Secara klinis kondisi Hipersensitif dentin menyerupai dengan kondisi lain seperti
respon adanya karies, fraktur pada gigi, restorasi yang buruk sehingga menimbulkan pulpitis
reversible. Beberapa hal yang harus dilakukan dalam menentukan diagnosis hipersensitif
dentin yaitu dengan mengevaluasi, menyelidiki dan membandingkan dengan gigi lainnya
serta mengetahui riwayat klinis yang dialmi oleh pasien. Metode klinis sederhana yang
dilakukan dalam mendiagonsis hipersensitif dentin yaitu dengan menghembuskan air atau
udara ringan dari three way syringe, sentuhan ringan dengan menggunakan sonde atau alat
yang terbuat dari logam pada permukaan gigi atau area yang dirasakan pasien sakit atau
ngilu (Mattulada, 2015).
DAFTAR PUSTAKA

Davari, A. R., Ataei, E., Assarzadeh, H., 2013, Dentin Hypersensitivity: Etiology, Diagnosis and
Treatment; A Literature Review, J Dent Shiraz Univ Med Sci,14(3): 136-145.
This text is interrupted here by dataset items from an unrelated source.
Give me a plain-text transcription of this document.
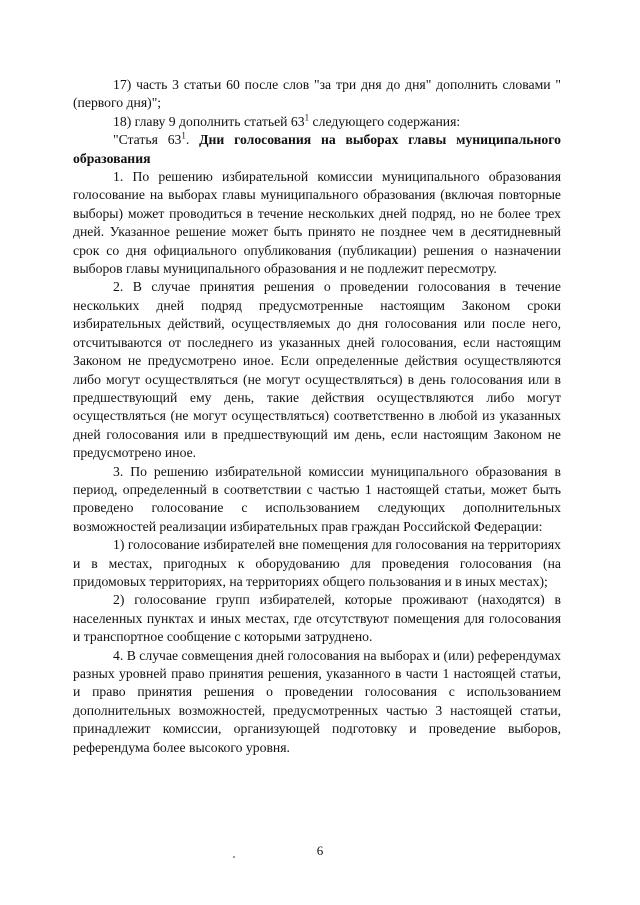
17) часть 3 статьи 60 после слов "за три дня до дня" дополнить словами "(первого дня)";

18) главу 9 дополнить статьей $63^1$ следующего содержания:

"Статья $63^1$. Дни голосования на выборах главы муниципального образования

1. По решению избирательной комиссии муниципального образования голосование на выборах главы муниципального образования (включая повторные выборы) может проводиться в течение нескольких дней подряд, но не более трех дней. Указанное решение может быть принято не позднее чем в десятидневный срок со дня официального опубликования (публикации) решения о назначении выборов главы муниципального образования и не подлежит пересмотру.

2. В случае принятия решения о проведении голосования в течение нескольких дней подряд предусмотренные настоящим Законом сроки избирательных действий, осуществляемых до дня голосования или после него, отсчитываются от последнего из указанных дней голосования, если настоящим Законом не предусмотрено иное. Если определенные действия осуществляются либо могут осуществляться (не могут осуществляться) в день голосования или в предшествующий ему день, такие действия осуществляются либо могут осуществляться (не могут осуществляться) соответственно в любой из указанных дней голосования или в предшествующий им день, если настоящим Законом не предусмотрено иное.

3. По решению избирательной комиссии муниципального образования в период, определенный в соответствии с частью 1 настоящей статьи, может быть проведено голосование с использованием следующих дополнительных возможностей реализации избирательных прав граждан Российской Федерации:

1) голосование избирателей вне помещения для голосования на территориях и в местах, пригодных к оборудованию для проведения голосования (на придомовых территориях, на территориях общего пользования и в иных местах);

2) голосование групп избирателей, которые проживают (находятся) в населенных пунктах и иных местах, где отсутствуют помещения для голосования и транспортное сообщение с которыми затруднено.

4. В случае совмещения дней голосования на выборах и (или) референдумах разных уровней право принятия решения, указанного в части 1 настоящей статьи, и право принятия решения о проведении голосования с использованием дополнительных возможностей, предусмотренных частью 3 настоящей статьи, принадлежит комиссии, организующей подготовку и проведение выборов, референдума более высокого уровня.

6
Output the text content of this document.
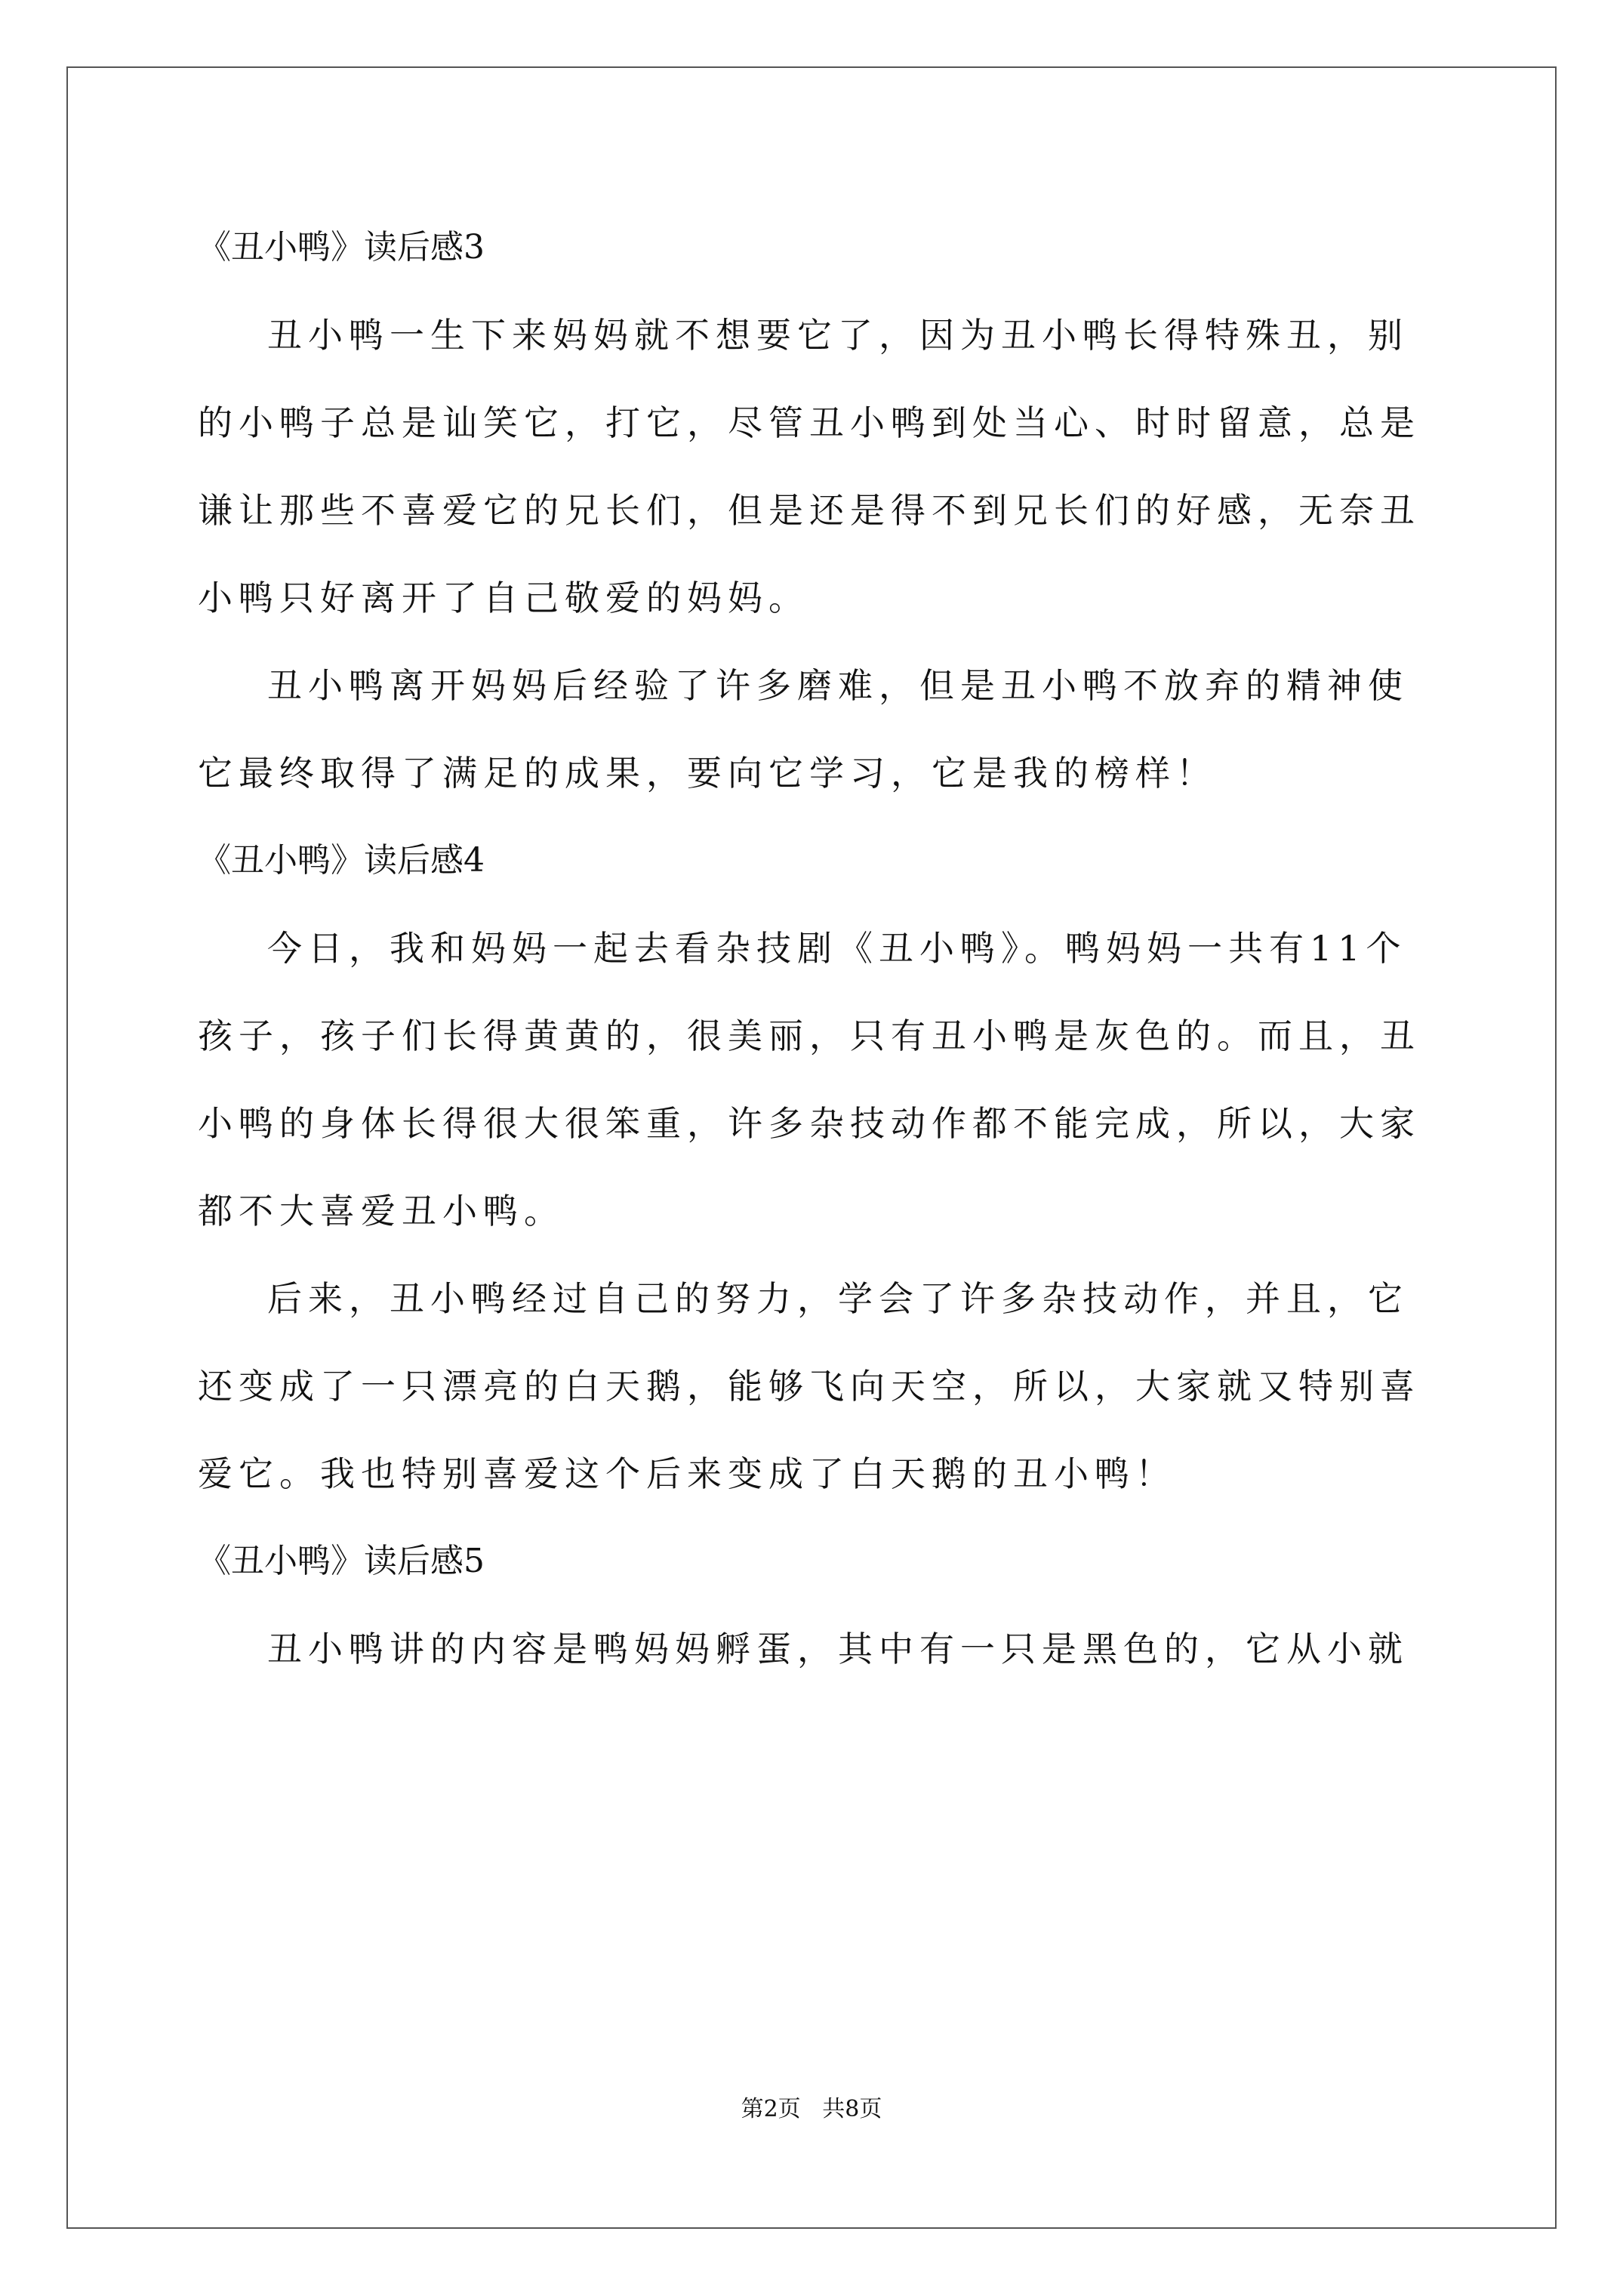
《丑小鸭》读后感3

丑小鸭一生下来妈妈就不想要它了，因为丑小鸭长得特殊丑，别的小鸭子总是讪笑它，打它，尽管丑小鸭到处当心、时时留意，总是谦让那些不喜爱它的兄长们，但是还是得不到兄长们的好感，无奈丑小鸭只好离开了自己敬爱的妈妈。

丑小鸭离开妈妈后经验了许多磨难，但是丑小鸭不放弃的精神使它最终取得了满足的成果，要向它学习，它是我的榜样！

《丑小鸭》读后感4

今日，我和妈妈一起去看杂技剧《丑小鸭》。鸭妈妈一共有11个孩子，孩子们长得黄黄的，很美丽，只有丑小鸭是灰色的。而且，丑小鸭的身体长得很大很笨重，许多杂技动作都不能完成，所以，大家都不大喜爱丑小鸭。

后来，丑小鸭经过自己的努力，学会了许多杂技动作，并且，它还变成了一只漂亮的白天鹅，能够飞向天空，所以，大家就又特别喜爱它。我也特别喜爱这个后来变成了白天鹅的丑小鸭！

《丑小鸭》读后感5

丑小鸭讲的内容是鸭妈妈孵蛋，其中有一只是黑色的，它从小就

第2页   共8页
Deviyanti, S., 2017, Semen Trikalsium Silikat sebagai Bahan Alternatif untuk Penatalaksanaan
Hipersensitif Dentin (Kajian Pustaka), JITEKGI,13(1):12-16.
Mattulada, I. K., 2015, Penanganan dentin hipersensitif (Management of dentin hypersensitive),
Makassar Dent J, 4(5):148-151.
Nugrohowati, 2006, Iontroforesis untuk Penanganan Noninvasif Dentin Hipersensitif, Edisi
Khusus KPPIKG XIV.
Tjiptoningsih, U. G., 2019, Dentin Hypersensitive Treatment In Class 1 Lower Dental Anterior
Recession Patients, Proceeding Book Bali Dental Science and Exhibition.